Here's what he unequivocally did with regard to the Patriot Act charges, which are my focus here:

· He registered some domain names for some charitable groups, none of which are listed as terrorist organizations and the main one of which is still in operation as a legal charity;
· He set up some Web sites, including threaded bulletin board discussions, and maybe some e-mail discussion lists; and
· He was among the moderators of a Yahoo! Group on which a handful of posters posted messages in support of suicide bombing. (Heavily outweighed by other topics, including lots of postings against suicide bombings.)

It was reported that at his trial the Department of Justice displayed a graphic illustrating how one of the Web sites that he helped maintain could, through hyperlinks, eventually lead a viewer into 20 other Web sites with ties to bad organizations. Wow. Really? I wonder if those links eventually lead to the Department of Justice Web site? Care to follow the linkages on some of the sites on your institution's servers?

That's what became more and more chilling as I learned more about this case. He simply did not do anything with his information technology skills that I don't routinely do. Or that you don't routinely do as part of your job for thousands of students, faculty, and staff - any one of whom might decide to use those resources for bad purposes.

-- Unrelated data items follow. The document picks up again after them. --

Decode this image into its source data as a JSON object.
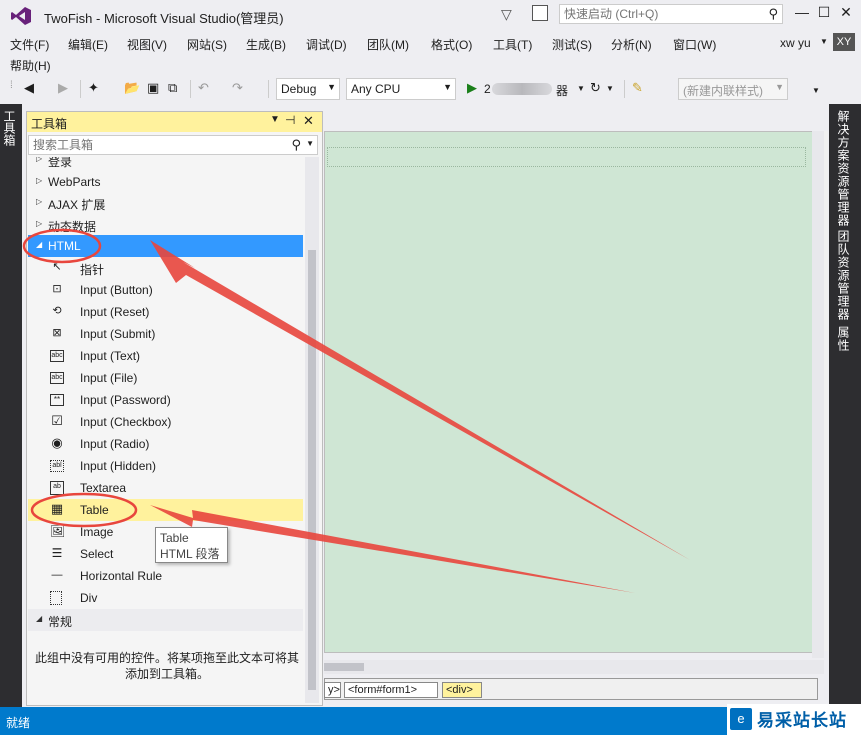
{
  "window": {
    "title": "TwoFish - Microsoft Visual Studio(管理员)",
    "quick_launch_placeholder": "快速启动 (Ctrl+Q)",
    "controls": [
      "—",
      "☐",
      "✕"
    ]
  },
  "menu": {
    "items": [
      "文件(F)",
      "编辑(E)",
      "视图(V)",
      "网站(S)",
      "生成(B)",
      "调试(D)",
      "团队(M)",
      "格式(O)",
      "工具(T)",
      "测试(S)",
      "分析(N)",
      "窗口(W)",
      "帮助(H)"
    ],
    "user_name": "xw yu",
    "user_initials": "XY"
  },
  "toolbar": {
    "config": "Debug",
    "platform": "Any CPU",
    "run_target_visible": "2",
    "run_suffix": "器",
    "style_combo": "(新建内联样式)"
  },
  "side_tabs": {
    "left": "工具箱",
    "right": [
      "解决方案资源管理器",
      "团队资源管理器",
      "属性"
    ]
  },
  "toolbox": {
    "title": "工具箱",
    "search_placeholder": "搜索工具箱",
    "groups_above": [
      "登录",
      "WebParts",
      "AJAX 扩展",
      "动态数据"
    ],
    "html_group": "HTML",
    "html_items": [
      {
        "label": "指针",
        "icon": "pointer-icon"
      },
      {
        "label": "Input (Button)",
        "icon": "input-button-icon"
      },
      {
        "label": "Input (Reset)",
        "icon": "input-reset-icon"
      },
      {
        "label": "Input (Submit)",
        "icon": "input-submit-icon"
      },
      {
        "label": "Input (Text)",
        "icon": "input-text-icon"
      },
      {
        "label": "Input (File)",
        "icon": "input-file-icon"
      },
      {
        "label": "Input (Password)",
        "icon": "input-password-icon"
      },
      {
        "label": "Input (Checkbox)",
        "icon": "checkbox-icon"
      },
      {
        "label": "Input (Radio)",
        "icon": "radio-icon"
      },
      {
        "label": "Input (Hidden)",
        "icon": "input-hidden-icon"
      },
      {
        "label": "Textarea",
        "icon": "textarea-icon"
      },
      {
        "label": "Table",
        "icon": "table-icon"
      },
      {
        "label": "Image",
        "icon": "image-icon"
      },
      {
        "label": "Select",
        "icon": "select-icon"
      },
      {
        "label": "Horizontal Rule",
        "icon": "horizontal-rule-icon"
      },
      {
        "label": "Div",
        "icon": "div-icon"
      }
    ],
    "general_group": "常规",
    "empty_message": "此组中没有可用的控件。将某项拖至此文本可将其添加到工具箱。"
  },
  "tooltip": {
    "line1": "Table",
    "line2": "HTML 段落"
  },
  "breadcrumbs": [
    "y>",
    "<form#form1>",
    "<div>"
  ],
  "status": {
    "text": "就绪"
  },
  "watermark": {
    "text": "易采站长站"
  },
  "colors": {
    "accent": "#007acc",
    "selection": "#3399ff",
    "hover": "#fff29d",
    "design_surface": "#cfe6d4",
    "annotation": "#e8463d"
  }
}
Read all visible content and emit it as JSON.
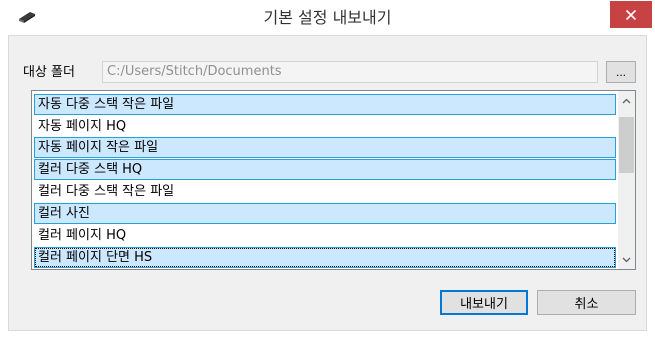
{
  "window": {
    "title": "기본 설정 내보내기",
    "close_symbol": "×"
  },
  "folder": {
    "label": "대상 폴더",
    "path": "C:/Users/Stitch/Documents",
    "browse_label": "..."
  },
  "list": {
    "items": [
      {
        "label": "자동 다중 스택 작은 파일",
        "selected": true
      },
      {
        "label": "자동 페이지 HQ",
        "selected": false
      },
      {
        "label": "자동 페이지 작은 파일",
        "selected": true
      },
      {
        "label": "컬러 다중 스택 HQ",
        "selected": true
      },
      {
        "label": "컬러 다중 스택 작은 파일",
        "selected": false
      },
      {
        "label": "컬러 사진",
        "selected": true
      },
      {
        "label": "컬러 페이지 HQ",
        "selected": false
      },
      {
        "label": "컬러 페이지 단면 HS",
        "selected": true,
        "focused": true
      }
    ]
  },
  "buttons": {
    "export_label": "내보내기",
    "cancel_label": "취소"
  },
  "colors": {
    "close_bg": "#c74343",
    "selection_bg": "#cce8ff",
    "selection_border": "#26a0da",
    "default_button_border": "#0078d7"
  }
}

It's not coincidental that the jury kicked out the charges against al-Hussayen. Even though Idaho is one of the "reddest" of the red states, people clear across the political spectrum are more and more critical of many parts of the Patriot Act, including the clause at issue here. And, in fact, even as the Department of Justice was bringing this case to trial, an appeals court in California had already declared that part of the Patriot Act to be unconstitutional, although that ruling has no standing in the State of Idaho.

The best news, though, is that more and more people - of all kinds - think it's time to re-examine and refine the Patriot Act in light of what we've learned by seeing it in action. And I think that's a very good thing.